Second, older adults are living longer with more comorbidities. Comorbidities refer to other diseases and illnesses present at the time of the joint replacement surgery. For example, high blood pressure, heart disease, obesity, diabetes, cancer, thyroid problems, gout, and arthritis are just a few of the more common problems seniors have -- and most patients facing joint replacement have many health conditions referred to as multiple comorbidities.
Third, it's no secret that bacteria have become "superbugs" now. This means they are able to resist antibiotics previously used to kill them. They actually change their own structure and genetic code to shield themselves from the effects of antibiotics.

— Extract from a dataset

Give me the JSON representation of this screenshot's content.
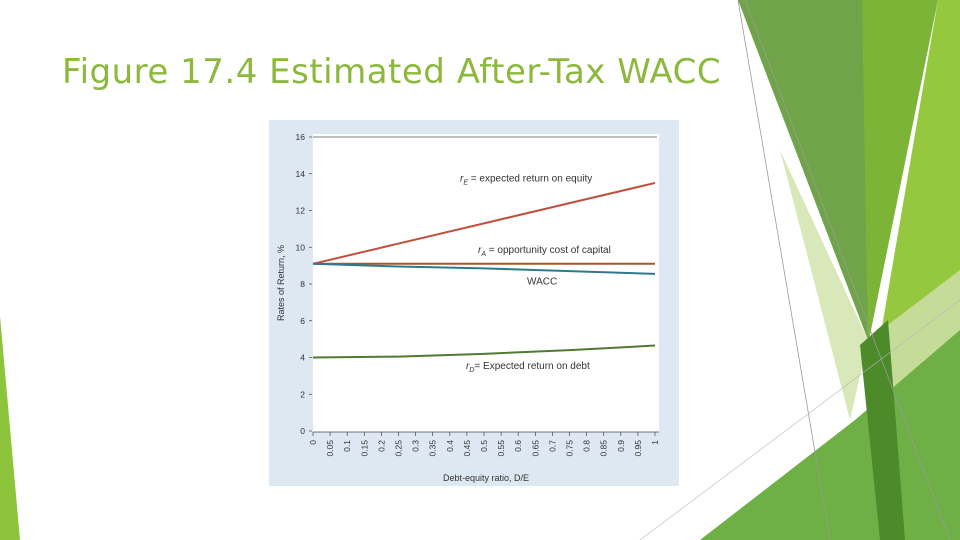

And finally, infections that develop later or that are not treated early can become chronic. These types of infections are even more difficult to stop. Even with treatment to clean out the joint, remove, and replace the implant, these bacteria linger and can resurface when the second surgery is done. Bacteria that enter the blood stream can also travel throughout the body, sometimes even causing death from a condition known as septicemia.
The fact is, infection after joint replacement is possible, affects up to two per cent of patients receiving their first implant, and costs four times the price of the replacement surgery. Surgeons are working hard to gather data and information that might help first with infection prevention and second with treatment.
Forty years of research has shown that cleaning the joint (a procedure called irrigation and debridement) isn't always enough. Current clinical guidelines based on evidence gathered over time recommend irrigation and debridement alone (preserving the original implant) only for certain patients.
These select individuals 1) are in good health with good nutrition and good immune system function, 2) do NOT have the type of bacteria that are antibiotic resistant, 3) DO have an acute infection (early on after surgery) that is diagnosed quickly, and 4) are able to follow their physician's advice about taking antibiotic therapy as directed.
Research is ongoing trying to sort out the best approach to the problem of infection after joint replacement. Best antibiotic to use, length of time to use it, and method of delivery remain under investigation. Some surgeons are trying direct infusion of antibiotics into the joint for six weeks. This treatment approach is called intraarticular infusion. Others are trying repeated irrigation and debridement procedures either alone or in combination with removal and replacement of the infected implant parts.
In summary, surgeons are reminded that irrigation and debridement to treat implant infection following either total hip or total knee replacements is not advised. Only those patients who meet the criteria just described should be selected for this more conservative care. There is plenty of evidence that irrigation and debridement alone will result in poor results and a poor prognosis with a high rate of implant failure.
Kwame Ennin, et al. Periprosthetic Joint Infection: Is Irrigation and Debridement Still an Acceptable Treatment Option? In Current Orthopaedic Practice. November/December 2012. Vol. 23. No. 6. Pp. 540-542.